Vietnam has started implementing the third phase of the Asia-Pacific Biosphere Reserves for Environmental and Economic Security (BREES) initiative in the Red River Delta Biosphere Reserve.
As part of the 2013 work plan between the Ministry of Education and Training (MoET) and the UN Educational, Scientific and Cultural Organisation (UNESCO), the BREES initiative aims at empowering the local communities to set up creative responses to climate change. Its first two phases were successfully implemented at the Cat Ba Biosphere Reserve in northern Hai Phong city.

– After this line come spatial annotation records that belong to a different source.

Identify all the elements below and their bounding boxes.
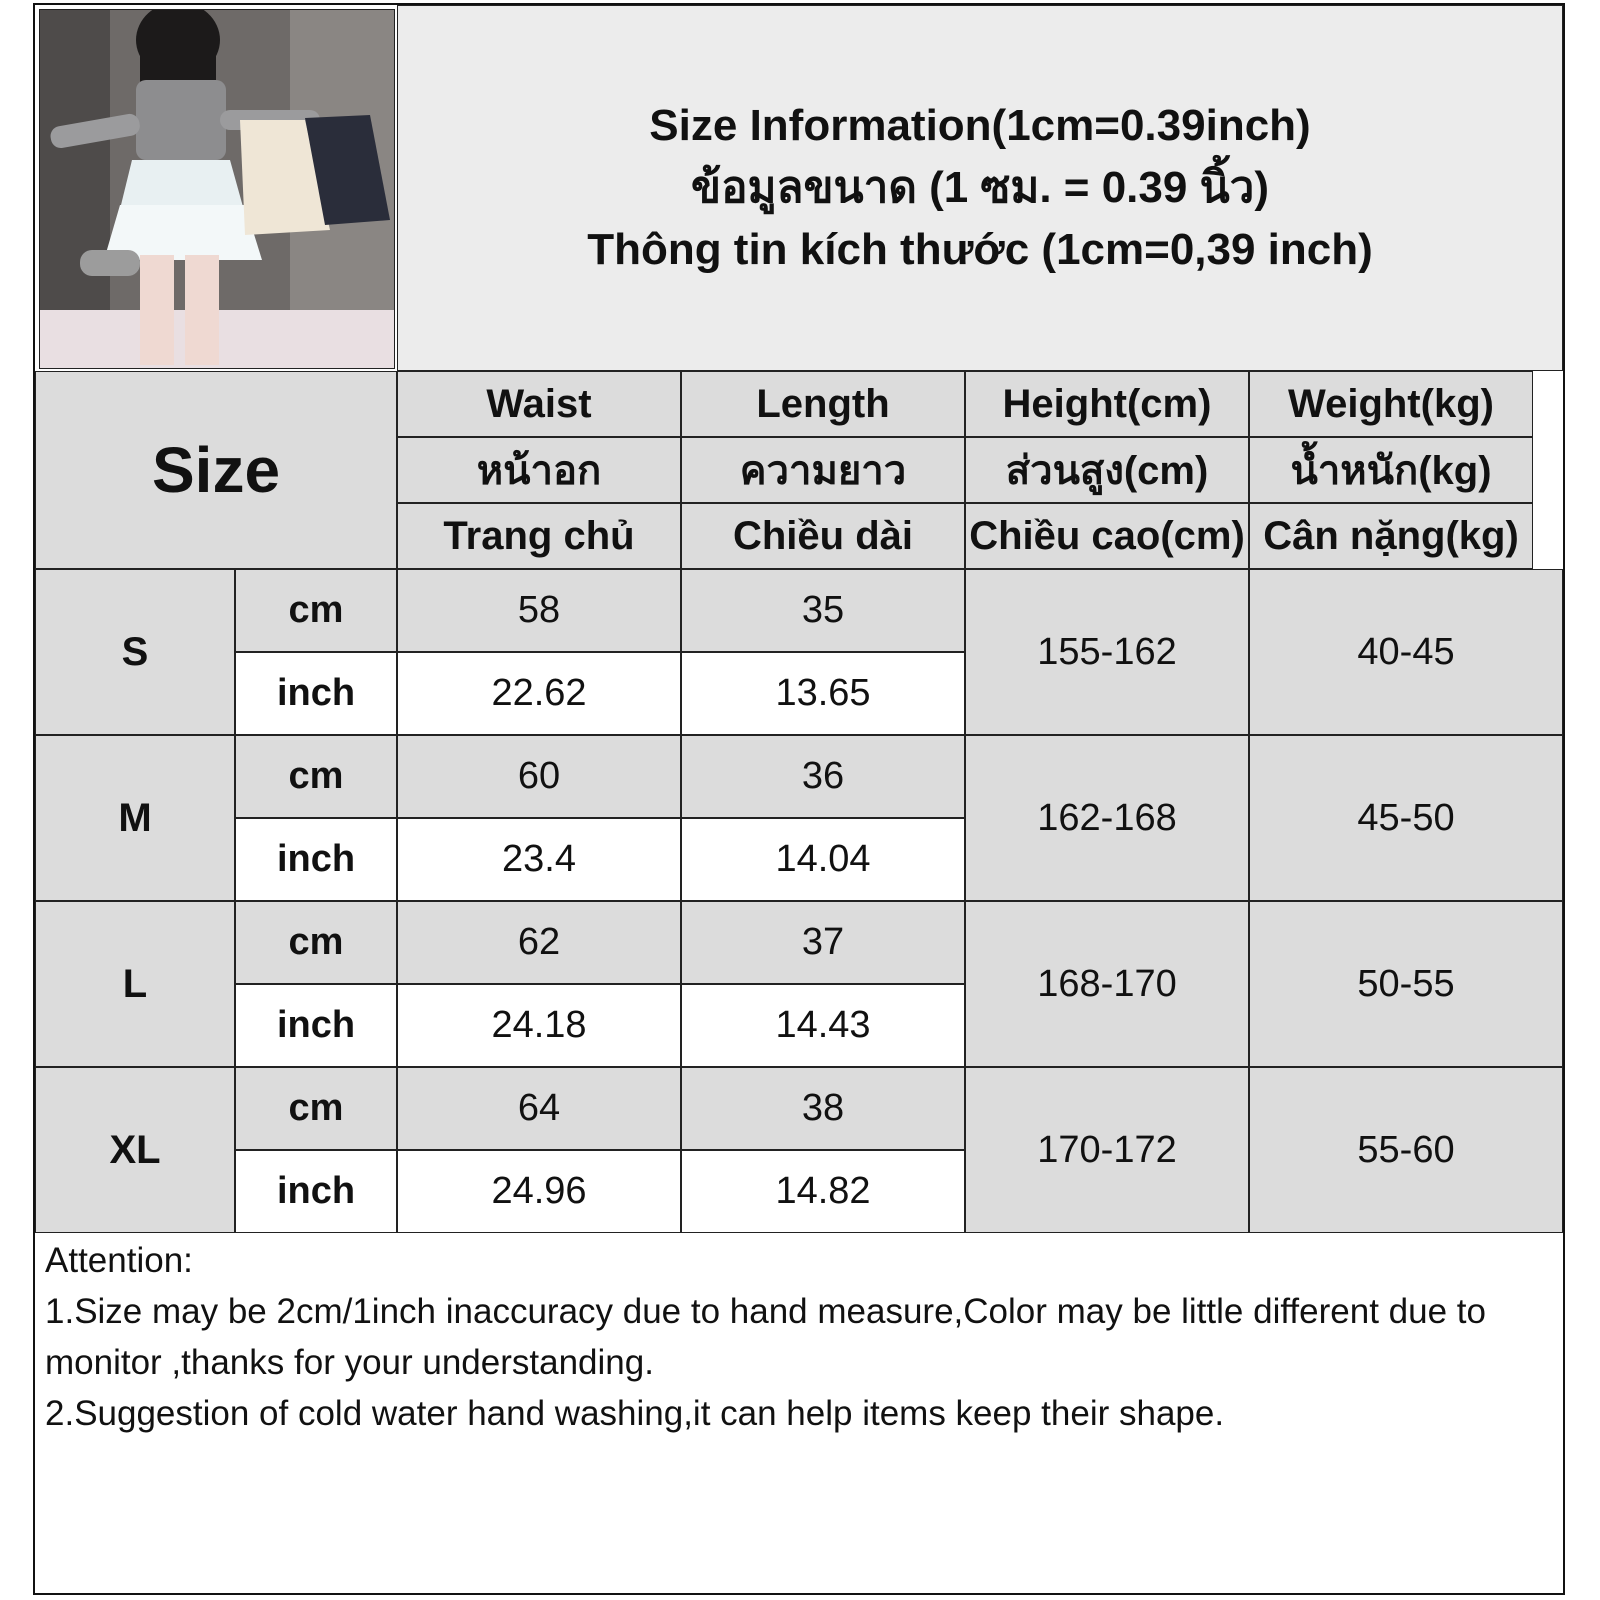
size-label-s: S xyxy=(35,569,235,735)
header-waist-en: Waist xyxy=(397,371,681,437)
waist-inch: 24.96 xyxy=(397,1150,681,1233)
header-height-th: ส่วนสูง(cm) xyxy=(965,437,1249,503)
title-english: Size Information(1cm=0.39inch) xyxy=(649,101,1311,150)
height-range: 170-172 xyxy=(965,1067,1249,1233)
product-photo xyxy=(39,9,395,369)
waist-cm: 62 xyxy=(397,901,681,984)
height-range: 168-170 xyxy=(965,901,1249,1067)
unit-inch: inch xyxy=(235,652,397,735)
header-weight-th: น้ำหนัก(kg) xyxy=(1249,437,1533,503)
header-waist-th: หน้าอก xyxy=(397,437,681,503)
length-cm: 38 xyxy=(681,1067,965,1150)
unit-cm: cm xyxy=(235,901,397,984)
attention-item-1: 1.Size may be 2cm/1inch inaccuracy due to hand measure,Color may be little different due to monitor ,thanks for your understanding. xyxy=(45,1292,1486,1382)
weight-range: 45-50 xyxy=(1249,735,1563,901)
unit-inch: inch xyxy=(235,984,397,1067)
size-label-m: M xyxy=(35,735,235,901)
length-cm: 35 xyxy=(681,569,965,652)
length-inch: 14.43 xyxy=(681,984,965,1067)
attention-heading: Attention: xyxy=(45,1241,193,1280)
length-inch: 14.82 xyxy=(681,1150,965,1233)
unit-cm: cm xyxy=(235,735,397,818)
title-block xyxy=(397,5,1563,371)
waist-cm: 60 xyxy=(397,735,681,818)
length-cm: 37 xyxy=(681,901,965,984)
attention-item-2: 2.Suggestion of cold water hand washing,it can help items keep their shape. xyxy=(45,1394,1225,1433)
height-range: 155-162 xyxy=(965,569,1249,735)
unit-inch: inch xyxy=(235,1150,397,1233)
size-chart xyxy=(33,3,1565,1595)
height-range: 162-168 xyxy=(965,735,1249,901)
length-cm: 36 xyxy=(681,735,965,818)
attention-notes xyxy=(35,1231,1563,1593)
waist-inch: 24.18 xyxy=(397,984,681,1067)
length-inch: 13.65 xyxy=(681,652,965,735)
header-waist-vi: Trang chủ xyxy=(397,503,681,569)
size-header: Size xyxy=(35,371,397,569)
waist-cm: 64 xyxy=(397,1067,681,1150)
waist-inch: 22.62 xyxy=(397,652,681,735)
waist-cm: 58 xyxy=(397,569,681,652)
header-weight-vi: Cân nặng(kg) xyxy=(1249,503,1533,569)
length-inch: 14.04 xyxy=(681,818,965,901)
size-label-l: L xyxy=(35,901,235,1067)
header-length-vi: Chiều dài xyxy=(681,503,965,569)
header-length-en: Length xyxy=(681,371,965,437)
title-thai: ข้อมูลขนาด (1 ซม. = 0.39 นิ้ว) xyxy=(690,163,1269,212)
size-label-xl: XL xyxy=(35,1067,235,1233)
unit-inch: inch xyxy=(235,818,397,901)
photo-illustration xyxy=(40,10,395,369)
header-length-th: ความยาว xyxy=(681,437,965,503)
waist-inch: 23.4 xyxy=(397,818,681,901)
header-height-vi: Chiều cao(cm) xyxy=(965,503,1249,569)
weight-range: 40-45 xyxy=(1249,569,1563,735)
title-vietnamese: Thông tin kích thước (1cm=0,39 inch) xyxy=(587,225,1373,274)
weight-range: 50-55 xyxy=(1249,901,1563,1067)
weight-range: 55-60 xyxy=(1249,1067,1563,1233)
unit-cm: cm xyxy=(235,569,397,652)
header-weight-en: Weight(kg) xyxy=(1249,371,1533,437)
unit-cm: cm xyxy=(235,1067,397,1150)
header-height-en: Height(cm) xyxy=(965,371,1249,437)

The third phase includes a programme to build up local teachers’ capacities to enhance students’ knowledge on key sustainability challenges, and an initiative that will integrate Education for Sustainable Development into informal and non-formal education through sessions on climate change and biodiversity issues for parents and local community members.

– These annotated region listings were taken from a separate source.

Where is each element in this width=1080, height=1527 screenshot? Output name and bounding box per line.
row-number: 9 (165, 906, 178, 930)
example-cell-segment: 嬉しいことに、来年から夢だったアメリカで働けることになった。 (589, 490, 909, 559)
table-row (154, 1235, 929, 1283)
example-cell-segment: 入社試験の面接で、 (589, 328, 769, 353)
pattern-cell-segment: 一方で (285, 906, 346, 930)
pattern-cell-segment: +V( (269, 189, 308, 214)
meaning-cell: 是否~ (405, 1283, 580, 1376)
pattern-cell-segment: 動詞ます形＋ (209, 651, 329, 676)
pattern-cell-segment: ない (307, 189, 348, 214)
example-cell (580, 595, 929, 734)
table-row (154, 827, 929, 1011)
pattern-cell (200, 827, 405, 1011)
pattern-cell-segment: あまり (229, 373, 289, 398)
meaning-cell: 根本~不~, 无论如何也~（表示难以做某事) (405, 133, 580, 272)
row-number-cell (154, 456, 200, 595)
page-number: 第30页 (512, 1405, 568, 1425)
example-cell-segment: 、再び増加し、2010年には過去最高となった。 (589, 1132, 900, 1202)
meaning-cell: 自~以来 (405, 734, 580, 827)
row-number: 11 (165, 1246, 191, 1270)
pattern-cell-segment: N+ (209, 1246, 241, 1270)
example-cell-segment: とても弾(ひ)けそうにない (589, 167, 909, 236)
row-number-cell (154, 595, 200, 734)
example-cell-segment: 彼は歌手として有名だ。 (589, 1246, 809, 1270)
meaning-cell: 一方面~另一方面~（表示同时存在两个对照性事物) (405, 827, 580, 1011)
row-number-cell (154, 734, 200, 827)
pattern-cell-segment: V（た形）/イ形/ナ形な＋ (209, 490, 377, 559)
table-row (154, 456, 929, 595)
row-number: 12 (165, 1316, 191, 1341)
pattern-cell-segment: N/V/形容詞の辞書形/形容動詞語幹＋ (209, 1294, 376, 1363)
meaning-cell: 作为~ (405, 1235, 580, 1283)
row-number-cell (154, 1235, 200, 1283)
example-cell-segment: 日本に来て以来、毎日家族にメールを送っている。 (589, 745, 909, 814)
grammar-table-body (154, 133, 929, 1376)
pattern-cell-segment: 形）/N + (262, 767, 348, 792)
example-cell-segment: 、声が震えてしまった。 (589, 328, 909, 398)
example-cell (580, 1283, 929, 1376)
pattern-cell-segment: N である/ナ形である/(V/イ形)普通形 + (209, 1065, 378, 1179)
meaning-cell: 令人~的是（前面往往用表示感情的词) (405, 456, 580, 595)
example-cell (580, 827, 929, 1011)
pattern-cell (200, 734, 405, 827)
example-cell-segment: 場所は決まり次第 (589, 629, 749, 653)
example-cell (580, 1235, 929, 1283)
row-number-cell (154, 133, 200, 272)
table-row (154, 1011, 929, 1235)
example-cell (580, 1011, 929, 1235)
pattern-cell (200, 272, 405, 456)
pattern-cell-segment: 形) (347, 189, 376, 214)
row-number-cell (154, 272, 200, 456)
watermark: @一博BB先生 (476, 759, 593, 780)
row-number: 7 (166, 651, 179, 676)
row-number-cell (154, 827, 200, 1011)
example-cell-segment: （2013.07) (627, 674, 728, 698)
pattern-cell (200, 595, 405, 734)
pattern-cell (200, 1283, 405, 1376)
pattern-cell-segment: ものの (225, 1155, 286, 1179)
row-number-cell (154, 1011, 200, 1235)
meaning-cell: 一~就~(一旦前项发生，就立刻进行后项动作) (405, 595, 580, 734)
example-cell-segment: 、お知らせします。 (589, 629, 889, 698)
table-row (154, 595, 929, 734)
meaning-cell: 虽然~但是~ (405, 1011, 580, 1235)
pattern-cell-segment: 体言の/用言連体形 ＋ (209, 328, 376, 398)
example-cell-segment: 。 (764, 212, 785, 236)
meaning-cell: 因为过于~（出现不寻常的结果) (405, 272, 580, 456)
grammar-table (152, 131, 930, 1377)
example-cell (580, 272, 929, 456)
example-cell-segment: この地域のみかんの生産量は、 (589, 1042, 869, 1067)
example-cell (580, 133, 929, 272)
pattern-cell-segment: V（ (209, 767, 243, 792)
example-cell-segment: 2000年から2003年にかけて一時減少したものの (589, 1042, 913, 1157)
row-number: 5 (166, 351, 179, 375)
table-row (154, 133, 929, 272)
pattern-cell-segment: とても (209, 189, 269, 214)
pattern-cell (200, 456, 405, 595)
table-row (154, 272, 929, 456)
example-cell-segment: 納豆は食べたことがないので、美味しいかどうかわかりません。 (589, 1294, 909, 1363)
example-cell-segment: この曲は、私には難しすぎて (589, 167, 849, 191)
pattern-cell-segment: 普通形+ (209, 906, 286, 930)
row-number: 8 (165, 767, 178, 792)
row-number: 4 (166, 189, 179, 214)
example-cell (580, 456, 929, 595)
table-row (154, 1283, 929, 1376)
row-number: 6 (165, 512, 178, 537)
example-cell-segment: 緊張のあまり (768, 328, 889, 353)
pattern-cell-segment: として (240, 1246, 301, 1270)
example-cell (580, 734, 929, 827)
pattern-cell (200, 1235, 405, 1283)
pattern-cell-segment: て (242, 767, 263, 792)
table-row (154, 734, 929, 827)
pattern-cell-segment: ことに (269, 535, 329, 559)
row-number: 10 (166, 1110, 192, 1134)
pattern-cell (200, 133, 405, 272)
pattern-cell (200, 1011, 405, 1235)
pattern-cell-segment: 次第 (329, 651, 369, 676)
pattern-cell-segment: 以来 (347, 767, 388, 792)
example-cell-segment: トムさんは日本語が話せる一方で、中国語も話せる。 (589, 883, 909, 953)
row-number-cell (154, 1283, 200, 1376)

Speaking at the phase’s official launch at Xuan Thuy National Park in northern Nam Dinh province on January 15, Katherine Muller-Marin, UNESCO Representative to Vietnam, emphasised this project will have benefits far beyond Nam Dinh province and the Red River Delta.
It will provide inputs for national policy level, especially contributing to Vietnam ’s curriculum reform, and will be shared as an example within the ASEAN community, she said.
The results of this project will also be a concrete contribution towards the production of open license e-learning courses that UNESCO and the Ministry are working on for teacher training on biodiversity conservation and climate change which will be made available to all teachers in Vietnam, she noted.
The third phase of BREES at the Red River Delta is expected to finish in late May.
BREES is a long-term (7+ years) climate change and poverty alleviation programme in the Asia-Pacific Region and is a regional flagship programme of the UNESCO Asia-Pacific Regional Bureau for Science in Jakarta.